If you find that you are ineligible as an individual, you may find that a co-signer is required to get the credit you are looking for. When the person you have approached to be a co-signer agrees to sign the loan application with you, they are agreeing to repay the loan on your behalf if you fail to keep up the repayments. For the bank or loan company requiring a co-signer, they are reducing the risk of any default of the loan.
What are the pros of co-signing?
The benefits of having a co-signer are that the application for a loan or credit is more than likely to be approved where otherwise it would not have been approved. Once granted, and if properly managed you are on your way to establishing a good credit record.
For the co-signer, the pros are reduced in the fact that they are more at risk if anything goes wrong during the term of the loan.
What are the cons of co-signing?
The main issue with co-signing is how the co-signers credit score will be affected if you default on the paying back of the loan.
The co-signer will be fully responsible for the repayment of the loan under the terms of the agreement if the original applicant fails to keep up the repayments, and as stated it will have a negative impact on the co-signers credit history.

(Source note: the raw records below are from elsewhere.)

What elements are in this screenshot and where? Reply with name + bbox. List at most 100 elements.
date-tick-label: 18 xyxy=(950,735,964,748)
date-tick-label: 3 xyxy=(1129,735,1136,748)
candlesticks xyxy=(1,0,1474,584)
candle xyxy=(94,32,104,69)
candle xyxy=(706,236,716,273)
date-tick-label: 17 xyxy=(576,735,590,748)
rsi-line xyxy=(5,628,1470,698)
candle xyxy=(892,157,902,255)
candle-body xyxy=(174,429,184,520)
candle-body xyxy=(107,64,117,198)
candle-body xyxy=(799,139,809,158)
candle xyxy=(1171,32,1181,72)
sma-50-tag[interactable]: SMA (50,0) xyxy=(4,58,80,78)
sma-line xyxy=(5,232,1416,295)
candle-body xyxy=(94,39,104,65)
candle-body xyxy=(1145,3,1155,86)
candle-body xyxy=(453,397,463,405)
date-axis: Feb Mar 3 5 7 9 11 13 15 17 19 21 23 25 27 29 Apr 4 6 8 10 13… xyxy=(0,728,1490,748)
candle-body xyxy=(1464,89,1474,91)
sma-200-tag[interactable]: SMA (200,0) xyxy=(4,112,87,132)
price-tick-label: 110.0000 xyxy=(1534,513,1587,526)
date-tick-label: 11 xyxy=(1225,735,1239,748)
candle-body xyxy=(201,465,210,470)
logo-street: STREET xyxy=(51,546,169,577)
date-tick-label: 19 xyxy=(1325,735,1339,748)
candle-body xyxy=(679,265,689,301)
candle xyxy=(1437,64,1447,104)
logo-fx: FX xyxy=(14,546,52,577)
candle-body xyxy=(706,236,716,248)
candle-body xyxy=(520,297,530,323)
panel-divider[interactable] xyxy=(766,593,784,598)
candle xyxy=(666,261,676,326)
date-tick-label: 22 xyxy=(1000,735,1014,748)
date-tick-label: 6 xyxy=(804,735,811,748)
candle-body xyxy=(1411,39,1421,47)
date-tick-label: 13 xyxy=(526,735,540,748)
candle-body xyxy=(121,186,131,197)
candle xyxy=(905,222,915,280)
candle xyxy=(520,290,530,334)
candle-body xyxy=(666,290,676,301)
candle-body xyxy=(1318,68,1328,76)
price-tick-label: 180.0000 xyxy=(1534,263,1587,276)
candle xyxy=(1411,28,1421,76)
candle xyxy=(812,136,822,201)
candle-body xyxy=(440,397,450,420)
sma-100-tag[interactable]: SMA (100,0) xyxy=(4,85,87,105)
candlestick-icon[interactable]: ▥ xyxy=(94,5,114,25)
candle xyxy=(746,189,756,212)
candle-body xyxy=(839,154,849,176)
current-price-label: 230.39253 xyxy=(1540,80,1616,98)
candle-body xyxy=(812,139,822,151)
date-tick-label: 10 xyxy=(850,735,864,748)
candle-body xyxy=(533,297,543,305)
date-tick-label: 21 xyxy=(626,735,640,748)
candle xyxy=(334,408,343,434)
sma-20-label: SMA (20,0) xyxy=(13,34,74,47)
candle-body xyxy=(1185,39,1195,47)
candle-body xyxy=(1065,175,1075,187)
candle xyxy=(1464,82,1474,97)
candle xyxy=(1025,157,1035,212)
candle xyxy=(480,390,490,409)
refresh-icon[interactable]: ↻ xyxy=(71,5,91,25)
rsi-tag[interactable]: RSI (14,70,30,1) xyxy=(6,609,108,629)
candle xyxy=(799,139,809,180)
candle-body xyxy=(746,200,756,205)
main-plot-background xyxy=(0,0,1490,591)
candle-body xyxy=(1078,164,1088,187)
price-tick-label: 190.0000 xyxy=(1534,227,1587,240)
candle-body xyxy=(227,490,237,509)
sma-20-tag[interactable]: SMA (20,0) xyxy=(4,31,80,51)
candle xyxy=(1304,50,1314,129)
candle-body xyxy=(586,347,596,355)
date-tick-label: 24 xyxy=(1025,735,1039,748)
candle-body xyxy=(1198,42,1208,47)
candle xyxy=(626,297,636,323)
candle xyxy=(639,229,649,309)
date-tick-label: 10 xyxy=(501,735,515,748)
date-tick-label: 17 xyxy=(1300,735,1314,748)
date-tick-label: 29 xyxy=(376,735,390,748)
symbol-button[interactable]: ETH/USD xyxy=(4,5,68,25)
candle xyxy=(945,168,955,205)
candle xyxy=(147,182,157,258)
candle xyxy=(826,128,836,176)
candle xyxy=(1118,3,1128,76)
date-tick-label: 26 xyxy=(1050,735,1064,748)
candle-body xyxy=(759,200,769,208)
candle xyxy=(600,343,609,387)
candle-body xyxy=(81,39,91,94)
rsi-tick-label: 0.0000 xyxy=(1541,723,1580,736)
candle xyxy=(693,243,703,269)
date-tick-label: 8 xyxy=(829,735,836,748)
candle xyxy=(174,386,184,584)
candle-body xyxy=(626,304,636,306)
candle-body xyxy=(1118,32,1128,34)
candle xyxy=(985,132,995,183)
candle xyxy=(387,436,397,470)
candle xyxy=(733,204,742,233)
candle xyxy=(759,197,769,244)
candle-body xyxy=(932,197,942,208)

Should I get or be a co-signer?
If you decide to approach a close family member or a friend to ask them to co-sign a loan application with you, it is best to think of all the ramifications before you make your decision.
It must be understood from the outset that by being a co-signer you will reduce your available credit should you wish to apply for credit in your personal capacity at any time.
Careful consideration of the financial impact is important. If you do agree to be or to get a co-signer and the loan goes pear-shaped there will be emotional consequences involved. The relationship between yourself and the co-signer could suffer long-term damage.